I remember that after this affair I reflected on the hairy sensation I had when I was forced to touch Masha's mount of Venus. "Why has she got hair there? Is it a disease?" (I knew of cases of people with hairy skin and I was also thinking of a big wart covered with hairs on one of my aunts.) It was odd: I did not link my new experience with the "black triangles" I remembered seeing on the girls bathing, nor with the fact that I knew grown-up men had a hairy pubis. This proves that we can know things which are complementary and yet not think of linking two bits of information that we have come across under different circumstances, even though they would give rise to a new truth if only we linked them together. If we really studied the defectiveness of human intelligence, perhaps we would treat syllogisms less scornfully and would not be so quick to assert that the mental operation of syllogisms has nothing new to teach us. We can keep major and minor in separate compartments for the whole of our life and never hit on the conclusion that would spring from a syllogism that put them together.

Masha gave up making libidinous passes at me. Only once, when I was late getting up on Sunday, she was sent by my mother to my room to wake me up. On the pretext of making me get up straight away she tried to snatch my bedclothes. A desperate struggle began. I could see very well that Masha wanted just to see my sexual organs and I defended myself valiantly. I was very strong and she could not succeed in getting me naked; after long, strenuous efforts she had to give the match up.

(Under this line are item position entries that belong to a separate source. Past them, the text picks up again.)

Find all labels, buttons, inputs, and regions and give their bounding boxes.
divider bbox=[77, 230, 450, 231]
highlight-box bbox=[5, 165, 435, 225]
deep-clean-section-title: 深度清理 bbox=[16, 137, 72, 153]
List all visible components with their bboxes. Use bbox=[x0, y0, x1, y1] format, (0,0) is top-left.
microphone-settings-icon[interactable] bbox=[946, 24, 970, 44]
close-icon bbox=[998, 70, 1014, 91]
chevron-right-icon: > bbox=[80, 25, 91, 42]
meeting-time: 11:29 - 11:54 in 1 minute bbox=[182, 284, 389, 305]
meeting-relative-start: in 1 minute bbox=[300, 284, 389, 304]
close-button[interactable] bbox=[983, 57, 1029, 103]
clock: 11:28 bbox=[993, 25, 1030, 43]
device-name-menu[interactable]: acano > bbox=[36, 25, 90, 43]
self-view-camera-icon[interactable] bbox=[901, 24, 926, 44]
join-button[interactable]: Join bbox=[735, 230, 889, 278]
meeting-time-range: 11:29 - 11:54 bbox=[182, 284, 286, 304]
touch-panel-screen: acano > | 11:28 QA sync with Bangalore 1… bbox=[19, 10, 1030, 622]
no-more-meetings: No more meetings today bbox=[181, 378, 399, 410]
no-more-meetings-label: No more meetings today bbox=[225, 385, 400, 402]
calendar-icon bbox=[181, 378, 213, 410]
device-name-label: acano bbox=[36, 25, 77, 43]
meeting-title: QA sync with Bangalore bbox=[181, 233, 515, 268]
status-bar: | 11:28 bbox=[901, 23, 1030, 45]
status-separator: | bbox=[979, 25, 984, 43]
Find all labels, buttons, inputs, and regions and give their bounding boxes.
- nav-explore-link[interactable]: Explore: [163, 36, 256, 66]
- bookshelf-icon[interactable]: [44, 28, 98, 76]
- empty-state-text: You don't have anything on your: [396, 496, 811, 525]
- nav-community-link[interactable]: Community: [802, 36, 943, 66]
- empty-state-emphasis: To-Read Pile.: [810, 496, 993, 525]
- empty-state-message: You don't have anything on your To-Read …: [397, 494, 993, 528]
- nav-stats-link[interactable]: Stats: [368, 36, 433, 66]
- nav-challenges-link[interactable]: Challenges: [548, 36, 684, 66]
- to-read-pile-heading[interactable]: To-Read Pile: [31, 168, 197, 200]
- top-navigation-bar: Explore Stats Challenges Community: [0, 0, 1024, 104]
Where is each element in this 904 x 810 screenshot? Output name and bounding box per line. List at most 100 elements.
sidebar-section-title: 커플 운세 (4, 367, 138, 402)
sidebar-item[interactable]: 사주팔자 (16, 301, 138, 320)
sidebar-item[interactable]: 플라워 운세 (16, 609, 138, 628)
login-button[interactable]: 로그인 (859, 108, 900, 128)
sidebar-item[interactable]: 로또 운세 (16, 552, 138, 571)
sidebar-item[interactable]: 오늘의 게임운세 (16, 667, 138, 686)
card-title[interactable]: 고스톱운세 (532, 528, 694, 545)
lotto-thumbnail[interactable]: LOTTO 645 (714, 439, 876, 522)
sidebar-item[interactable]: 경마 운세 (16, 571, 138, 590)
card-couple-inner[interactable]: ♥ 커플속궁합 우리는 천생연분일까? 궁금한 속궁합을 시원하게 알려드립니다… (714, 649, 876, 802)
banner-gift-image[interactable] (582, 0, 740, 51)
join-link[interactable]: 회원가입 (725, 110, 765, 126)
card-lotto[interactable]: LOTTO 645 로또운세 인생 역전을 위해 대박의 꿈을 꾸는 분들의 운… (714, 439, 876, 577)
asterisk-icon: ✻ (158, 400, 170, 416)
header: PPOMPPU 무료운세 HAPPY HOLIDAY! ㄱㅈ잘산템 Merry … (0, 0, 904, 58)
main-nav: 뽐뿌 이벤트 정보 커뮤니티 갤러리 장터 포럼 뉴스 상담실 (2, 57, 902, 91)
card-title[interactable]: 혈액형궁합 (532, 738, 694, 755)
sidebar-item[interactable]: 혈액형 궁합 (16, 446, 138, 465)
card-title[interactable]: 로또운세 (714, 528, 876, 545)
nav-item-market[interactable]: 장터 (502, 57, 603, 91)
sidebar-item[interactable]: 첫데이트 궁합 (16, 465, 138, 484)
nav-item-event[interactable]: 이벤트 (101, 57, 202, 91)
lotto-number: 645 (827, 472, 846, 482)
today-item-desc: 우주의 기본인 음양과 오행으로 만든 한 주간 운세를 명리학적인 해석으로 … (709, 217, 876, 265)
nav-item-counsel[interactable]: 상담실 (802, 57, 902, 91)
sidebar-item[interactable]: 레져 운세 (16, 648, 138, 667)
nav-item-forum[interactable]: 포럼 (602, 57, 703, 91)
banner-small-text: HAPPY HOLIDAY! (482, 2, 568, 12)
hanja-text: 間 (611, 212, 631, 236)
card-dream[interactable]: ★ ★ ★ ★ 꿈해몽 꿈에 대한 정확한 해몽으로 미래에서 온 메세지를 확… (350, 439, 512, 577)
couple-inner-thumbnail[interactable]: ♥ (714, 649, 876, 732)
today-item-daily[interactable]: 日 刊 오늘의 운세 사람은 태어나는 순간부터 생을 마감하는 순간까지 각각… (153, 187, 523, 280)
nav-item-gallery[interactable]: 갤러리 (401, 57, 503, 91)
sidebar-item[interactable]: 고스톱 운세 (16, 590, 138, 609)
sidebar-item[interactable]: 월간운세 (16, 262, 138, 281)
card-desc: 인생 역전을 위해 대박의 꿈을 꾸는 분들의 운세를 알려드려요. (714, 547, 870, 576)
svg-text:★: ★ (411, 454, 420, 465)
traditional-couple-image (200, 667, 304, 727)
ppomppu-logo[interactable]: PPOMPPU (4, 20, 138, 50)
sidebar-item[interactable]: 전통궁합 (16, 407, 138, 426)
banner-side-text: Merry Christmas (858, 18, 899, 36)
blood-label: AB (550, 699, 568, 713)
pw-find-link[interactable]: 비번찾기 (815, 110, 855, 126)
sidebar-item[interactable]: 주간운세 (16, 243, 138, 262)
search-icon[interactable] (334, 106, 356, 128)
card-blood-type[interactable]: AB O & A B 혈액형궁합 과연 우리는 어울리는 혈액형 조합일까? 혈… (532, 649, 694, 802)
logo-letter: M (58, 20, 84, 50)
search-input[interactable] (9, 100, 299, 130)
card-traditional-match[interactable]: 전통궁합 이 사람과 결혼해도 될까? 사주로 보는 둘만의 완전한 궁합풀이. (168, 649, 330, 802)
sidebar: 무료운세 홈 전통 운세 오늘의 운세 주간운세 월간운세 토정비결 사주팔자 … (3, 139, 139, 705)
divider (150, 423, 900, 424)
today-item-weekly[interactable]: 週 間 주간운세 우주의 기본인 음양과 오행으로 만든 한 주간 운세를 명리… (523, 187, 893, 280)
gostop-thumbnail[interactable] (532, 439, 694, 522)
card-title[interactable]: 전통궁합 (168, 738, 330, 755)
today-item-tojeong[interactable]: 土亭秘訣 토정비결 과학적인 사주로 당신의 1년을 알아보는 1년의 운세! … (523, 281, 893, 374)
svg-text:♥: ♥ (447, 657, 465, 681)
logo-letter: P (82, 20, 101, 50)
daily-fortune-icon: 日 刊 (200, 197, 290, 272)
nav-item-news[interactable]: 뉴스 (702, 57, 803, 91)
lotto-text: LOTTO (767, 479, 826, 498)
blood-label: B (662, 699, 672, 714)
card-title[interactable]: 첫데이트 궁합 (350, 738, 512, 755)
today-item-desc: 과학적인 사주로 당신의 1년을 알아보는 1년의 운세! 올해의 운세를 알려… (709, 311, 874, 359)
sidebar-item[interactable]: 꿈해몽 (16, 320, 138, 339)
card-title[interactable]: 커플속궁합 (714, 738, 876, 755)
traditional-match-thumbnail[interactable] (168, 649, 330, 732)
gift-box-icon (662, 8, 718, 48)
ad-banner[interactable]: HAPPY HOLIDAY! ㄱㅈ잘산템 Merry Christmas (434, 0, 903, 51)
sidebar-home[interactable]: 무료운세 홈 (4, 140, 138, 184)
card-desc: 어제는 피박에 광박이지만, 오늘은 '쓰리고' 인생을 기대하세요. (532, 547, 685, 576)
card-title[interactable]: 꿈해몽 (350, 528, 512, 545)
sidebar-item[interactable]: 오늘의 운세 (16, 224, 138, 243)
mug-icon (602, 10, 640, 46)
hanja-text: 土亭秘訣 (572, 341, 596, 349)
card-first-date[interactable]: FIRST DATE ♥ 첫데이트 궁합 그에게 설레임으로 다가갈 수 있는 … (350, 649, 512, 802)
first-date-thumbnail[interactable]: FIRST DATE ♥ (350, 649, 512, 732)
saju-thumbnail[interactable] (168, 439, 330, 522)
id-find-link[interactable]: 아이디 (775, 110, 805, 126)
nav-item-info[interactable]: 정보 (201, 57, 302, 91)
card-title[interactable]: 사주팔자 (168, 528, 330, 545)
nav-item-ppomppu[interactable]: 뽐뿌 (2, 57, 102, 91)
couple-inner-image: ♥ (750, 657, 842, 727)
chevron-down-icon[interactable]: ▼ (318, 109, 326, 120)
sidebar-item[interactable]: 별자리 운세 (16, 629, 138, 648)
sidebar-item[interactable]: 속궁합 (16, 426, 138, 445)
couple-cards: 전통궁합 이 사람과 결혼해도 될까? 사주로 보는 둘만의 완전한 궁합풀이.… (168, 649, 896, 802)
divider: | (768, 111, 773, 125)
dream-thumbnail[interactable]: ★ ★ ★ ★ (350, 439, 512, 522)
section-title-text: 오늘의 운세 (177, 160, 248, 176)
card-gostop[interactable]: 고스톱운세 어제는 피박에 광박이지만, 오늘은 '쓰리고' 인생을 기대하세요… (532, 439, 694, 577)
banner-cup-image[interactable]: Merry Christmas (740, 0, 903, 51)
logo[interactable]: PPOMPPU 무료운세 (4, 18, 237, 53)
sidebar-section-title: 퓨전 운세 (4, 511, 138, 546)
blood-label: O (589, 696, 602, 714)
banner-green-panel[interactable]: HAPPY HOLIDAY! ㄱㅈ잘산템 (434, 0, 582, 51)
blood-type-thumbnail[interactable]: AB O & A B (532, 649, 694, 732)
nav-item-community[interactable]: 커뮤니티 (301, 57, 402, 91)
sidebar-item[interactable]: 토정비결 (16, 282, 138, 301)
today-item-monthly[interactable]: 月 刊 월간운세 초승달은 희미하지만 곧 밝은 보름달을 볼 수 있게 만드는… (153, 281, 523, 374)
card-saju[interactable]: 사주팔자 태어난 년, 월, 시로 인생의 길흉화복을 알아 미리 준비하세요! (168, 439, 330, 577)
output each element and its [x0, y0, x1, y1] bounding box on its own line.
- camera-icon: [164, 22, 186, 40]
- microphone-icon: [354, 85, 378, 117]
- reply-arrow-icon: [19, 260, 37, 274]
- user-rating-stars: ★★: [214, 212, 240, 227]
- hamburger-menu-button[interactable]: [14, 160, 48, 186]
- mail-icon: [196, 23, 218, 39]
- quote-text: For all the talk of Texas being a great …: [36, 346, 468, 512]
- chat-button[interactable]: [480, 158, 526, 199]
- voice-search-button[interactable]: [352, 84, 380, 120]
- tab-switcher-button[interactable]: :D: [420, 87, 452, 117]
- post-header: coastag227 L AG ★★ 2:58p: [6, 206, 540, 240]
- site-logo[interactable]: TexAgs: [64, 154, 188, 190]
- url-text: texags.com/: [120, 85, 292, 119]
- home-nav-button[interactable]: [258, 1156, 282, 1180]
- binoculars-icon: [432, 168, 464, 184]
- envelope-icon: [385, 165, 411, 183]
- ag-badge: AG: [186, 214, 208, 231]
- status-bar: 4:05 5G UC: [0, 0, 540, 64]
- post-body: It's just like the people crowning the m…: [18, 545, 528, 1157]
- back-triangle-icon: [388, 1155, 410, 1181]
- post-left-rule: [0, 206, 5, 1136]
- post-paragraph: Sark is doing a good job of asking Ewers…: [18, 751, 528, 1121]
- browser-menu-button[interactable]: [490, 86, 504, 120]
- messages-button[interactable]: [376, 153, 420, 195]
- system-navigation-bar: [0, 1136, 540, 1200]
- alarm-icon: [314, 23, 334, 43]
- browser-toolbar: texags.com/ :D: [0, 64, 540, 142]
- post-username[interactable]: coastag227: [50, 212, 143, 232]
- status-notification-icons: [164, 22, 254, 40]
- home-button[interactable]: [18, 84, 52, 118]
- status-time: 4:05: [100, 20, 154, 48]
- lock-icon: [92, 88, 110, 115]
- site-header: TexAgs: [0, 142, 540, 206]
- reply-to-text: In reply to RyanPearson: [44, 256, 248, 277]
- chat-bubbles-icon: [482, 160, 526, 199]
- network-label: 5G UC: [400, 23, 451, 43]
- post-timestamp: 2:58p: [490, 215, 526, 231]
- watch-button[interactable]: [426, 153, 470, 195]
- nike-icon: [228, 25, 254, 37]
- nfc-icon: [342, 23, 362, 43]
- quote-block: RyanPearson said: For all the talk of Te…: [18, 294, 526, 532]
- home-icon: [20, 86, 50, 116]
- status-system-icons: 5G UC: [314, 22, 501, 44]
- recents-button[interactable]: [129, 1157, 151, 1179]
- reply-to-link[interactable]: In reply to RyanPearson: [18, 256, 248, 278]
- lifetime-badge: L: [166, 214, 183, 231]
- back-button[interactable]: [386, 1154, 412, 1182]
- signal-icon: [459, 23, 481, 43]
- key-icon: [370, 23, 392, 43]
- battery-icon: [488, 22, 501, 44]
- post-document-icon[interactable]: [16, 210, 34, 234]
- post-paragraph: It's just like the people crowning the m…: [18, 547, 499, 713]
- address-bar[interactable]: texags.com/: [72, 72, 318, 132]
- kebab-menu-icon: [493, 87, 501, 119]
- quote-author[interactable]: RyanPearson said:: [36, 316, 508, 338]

During my first two years at grammar school that is the only episode I can recall that had anything to do with sex. The only other thing I can mention is that while I was in the first class, I was struck by the various obscenities scrawled over the streets, the walls, on park benches etc. I did not know what most of them meant and I asked my father about them. He merely told me that they were nasty things written by guttersnipes. So my little friend (the same one with whom I had so naively tried to sound like a great scholar) and I made it our business to rub out these words from walls and park benches when no one was watching. Apart from this
fidus Achates
I had other less intimate friends in class, and was on good terms with everyone in the class anyway: I never had fights with any of them. Those that had no particular liking for me were kept respectful by tales of my physical strength. They knew I had thrashed several pupils in the two classes above ours and that made me very popular.